Caminar de fantasma.

Aquella última noche, horas antes de su muerte, Gustavo cerró los ojos y sonrió por primera vez en mucho tiempo, convencido de haber encontrado al fin la manera de demostrar que no estaba loco. 

Ahora sí me van a creer. Y se revolvía bajo las sábanas, muerto del gusto y de las ganas de ver salir el sol. Ahora sí van a ver que existe, esta vez se le ha ido de madre, se ha dejado ver, ese ha sido su error. 

La primera vez que la vio fue en El Bosque de Bolonia. Caminaba como abstraído del mundo, escuchaba el cantar de los pájaros y fluía con el paso del tiempo. Hasta que, desde las ramas de un roble, un silencio estrepitoso le obligó a detenerse. Uno de los cantores había dejado de serlo y contemplaba, con un sosiego inquietante, el horizonte dorado donde una negrura capaz de arrancarle el alma se había puesto en pie. Y enseguida se abrió la herida, el terror a perderlo todo, la seguridad de una muerte inminente, el vértigo abrumador; las horas de echar de menos, perder la alegría y quedar, en una palabra, vacío de todo cuanto le hacía vivir. 

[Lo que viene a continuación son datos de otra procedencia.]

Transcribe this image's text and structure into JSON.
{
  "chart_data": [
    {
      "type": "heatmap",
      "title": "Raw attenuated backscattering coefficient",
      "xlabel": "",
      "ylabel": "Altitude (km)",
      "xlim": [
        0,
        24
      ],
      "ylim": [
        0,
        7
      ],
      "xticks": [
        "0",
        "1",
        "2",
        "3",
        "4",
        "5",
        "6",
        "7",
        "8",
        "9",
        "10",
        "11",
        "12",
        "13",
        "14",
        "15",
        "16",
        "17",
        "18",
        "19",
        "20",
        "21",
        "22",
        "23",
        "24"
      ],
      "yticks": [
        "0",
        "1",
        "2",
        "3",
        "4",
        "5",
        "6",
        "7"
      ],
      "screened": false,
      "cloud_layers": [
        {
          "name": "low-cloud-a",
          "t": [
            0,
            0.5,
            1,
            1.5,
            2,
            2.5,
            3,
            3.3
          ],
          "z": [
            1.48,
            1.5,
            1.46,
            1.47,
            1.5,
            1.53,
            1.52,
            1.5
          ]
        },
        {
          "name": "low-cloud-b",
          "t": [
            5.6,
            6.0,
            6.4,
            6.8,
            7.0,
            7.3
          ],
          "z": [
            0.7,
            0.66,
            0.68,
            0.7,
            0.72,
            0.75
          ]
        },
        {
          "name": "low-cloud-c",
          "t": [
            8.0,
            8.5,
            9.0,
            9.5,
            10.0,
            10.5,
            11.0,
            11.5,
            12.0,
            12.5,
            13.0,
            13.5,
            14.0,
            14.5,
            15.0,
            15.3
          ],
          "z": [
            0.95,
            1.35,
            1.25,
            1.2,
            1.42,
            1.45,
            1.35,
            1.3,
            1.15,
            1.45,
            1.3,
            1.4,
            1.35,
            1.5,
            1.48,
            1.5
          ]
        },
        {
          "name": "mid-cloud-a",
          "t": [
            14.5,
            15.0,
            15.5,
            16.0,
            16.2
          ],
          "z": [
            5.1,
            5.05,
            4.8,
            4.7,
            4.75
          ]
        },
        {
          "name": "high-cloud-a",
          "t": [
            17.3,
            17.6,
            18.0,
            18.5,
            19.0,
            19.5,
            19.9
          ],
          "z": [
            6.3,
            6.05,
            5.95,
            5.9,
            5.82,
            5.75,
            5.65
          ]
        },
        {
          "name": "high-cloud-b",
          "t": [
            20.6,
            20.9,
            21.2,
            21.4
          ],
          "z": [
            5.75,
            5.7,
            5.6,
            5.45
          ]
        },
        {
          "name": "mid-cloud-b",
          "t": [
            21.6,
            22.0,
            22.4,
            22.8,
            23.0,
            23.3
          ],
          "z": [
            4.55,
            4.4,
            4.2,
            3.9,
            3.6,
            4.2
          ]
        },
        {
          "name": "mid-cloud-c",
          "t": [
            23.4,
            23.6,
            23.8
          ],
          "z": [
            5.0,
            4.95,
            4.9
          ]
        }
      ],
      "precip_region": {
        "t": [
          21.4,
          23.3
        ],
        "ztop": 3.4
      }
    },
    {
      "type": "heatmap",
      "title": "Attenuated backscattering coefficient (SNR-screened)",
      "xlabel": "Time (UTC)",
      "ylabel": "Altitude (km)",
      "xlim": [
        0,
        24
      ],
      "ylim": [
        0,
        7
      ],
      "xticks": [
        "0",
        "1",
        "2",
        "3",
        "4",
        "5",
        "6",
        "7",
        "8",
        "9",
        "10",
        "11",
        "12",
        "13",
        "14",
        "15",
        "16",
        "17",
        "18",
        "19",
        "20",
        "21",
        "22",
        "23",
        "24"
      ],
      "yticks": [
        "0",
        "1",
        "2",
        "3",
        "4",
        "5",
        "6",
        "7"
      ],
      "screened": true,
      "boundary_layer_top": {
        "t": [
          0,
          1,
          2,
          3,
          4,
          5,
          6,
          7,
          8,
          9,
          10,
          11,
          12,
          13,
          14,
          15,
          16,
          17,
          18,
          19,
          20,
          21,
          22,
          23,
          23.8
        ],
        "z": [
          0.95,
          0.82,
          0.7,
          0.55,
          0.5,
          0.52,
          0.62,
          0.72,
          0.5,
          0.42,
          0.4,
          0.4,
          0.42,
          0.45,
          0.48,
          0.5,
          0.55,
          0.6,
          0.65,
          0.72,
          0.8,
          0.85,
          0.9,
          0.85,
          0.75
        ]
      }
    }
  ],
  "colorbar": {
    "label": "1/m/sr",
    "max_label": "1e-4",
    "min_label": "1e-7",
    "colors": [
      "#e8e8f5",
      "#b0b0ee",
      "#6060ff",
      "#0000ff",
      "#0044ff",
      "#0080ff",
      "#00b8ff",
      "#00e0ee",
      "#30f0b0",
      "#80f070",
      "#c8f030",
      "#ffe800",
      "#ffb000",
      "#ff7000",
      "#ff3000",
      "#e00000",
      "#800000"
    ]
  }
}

De manera que huyó. Voló de París y se juró no volver a pensar en la sombra que parecía haber nacido del abismo callado tras silencio del pájaro aquel. Y podría decirse que sí, tras varias semanas, alcanzó a olvidar. 

No fue hasta mucho más tarde, una mañana de marzo y de luz en las persianas, de gramófono y de olor a pastas y té, que el vaivén de un visillo volvió a parirla, la oscuridad espectral, y de nuevo el latigazo y el suelo abierto, la nostalgia, el tiritar sin frío y el hormigueo en los pies. Salió de casa sin saber si algún día se atrevería a volver. 

Desde entonces han sido tantos los momentos en que este monstruo intangible se le ha puesto en medio, nace del llanto de un bebé de seis meses, de la calma extraviada con que una marioneta  yace junto a la basura del barrio, de la respiración extraviada del anciano aquel. En un momento está allí, emerge con su negrura incalculable, ese caminar de fantasma, y en el soplo de muerte y la naúsea y la desolación, Gustavo lo reconoce, lo mira de frente, sabe que es él. 

Y han sido tantas las ocasiones en que ha tratado de explicar, darle un nombre, convencer a su pareja, a sus padres o su mejor amigo de que existe, que tiene brazos y hasta sonríe, que viene y va y brota de lo cotidiano y lo deforma hasta asfixiar. 

Pero no lo ha logrado nunca. El miedo es tan inteligente que jamás se deja ver. 

Hace algún tiempo, sin embargo, la madrugada del primer miércoles de mayo, en una carretera secundaria camino de un pueblo que aún dormía, la luz del coche que le andaba detrás y le deslumbraba hasta cegarlo desapareció sin fragor, y tras él solo quedó la nada. Y allí mismo, del asfalto y los olivos emanó el perfil umbroso de piernas alargadas. 

Y como durante tantas semanas se ha repetido la escena, siempre el primer miércoles de cada mes, el siete de agosto del pasado año Gustavo decidió mostrarlo, acompañadme y os juro que esta vez vais a creerlo, que existe la sombra, existe el viento aquel del que tanto os hablo, fijaos bien que ya es la hora, ya podéis verlo, veis las luces encendidas y ya, ya, que van a dar  las seis, y entonces el coche tomó la primera salida hacia un camino de tierra vacío de misterio y sin más se perdió entre los árboles. 

Ni rastro del monstruo, ni del abismo ni del desgarro en lo más hondo de su ser. 

De manera que condujo de vuelta y al llegar a casa, con los bolsillos llenos de burlas y de consejos varios, como si el miedo se hubiese querido sumar a la broma, la televisión se encendió por su cuenta y una risa parecida al canto de los pájaros de El Bosque rajó las paredes del salón. Y fue tan grande la grieta, más que nunca, y tan hondo el vacío, y la ventana estaba tan abierta que fue un segundo, déjame ir, no quiero sentirte nunca más. 

Un salto al vacío y en cuestión de minutos la calle entera se convirtió en sollozos y gritos y sirenas. Y las tinieblas aquel que le habían llevado a la muerte, abandonaron para siempre la ciudad.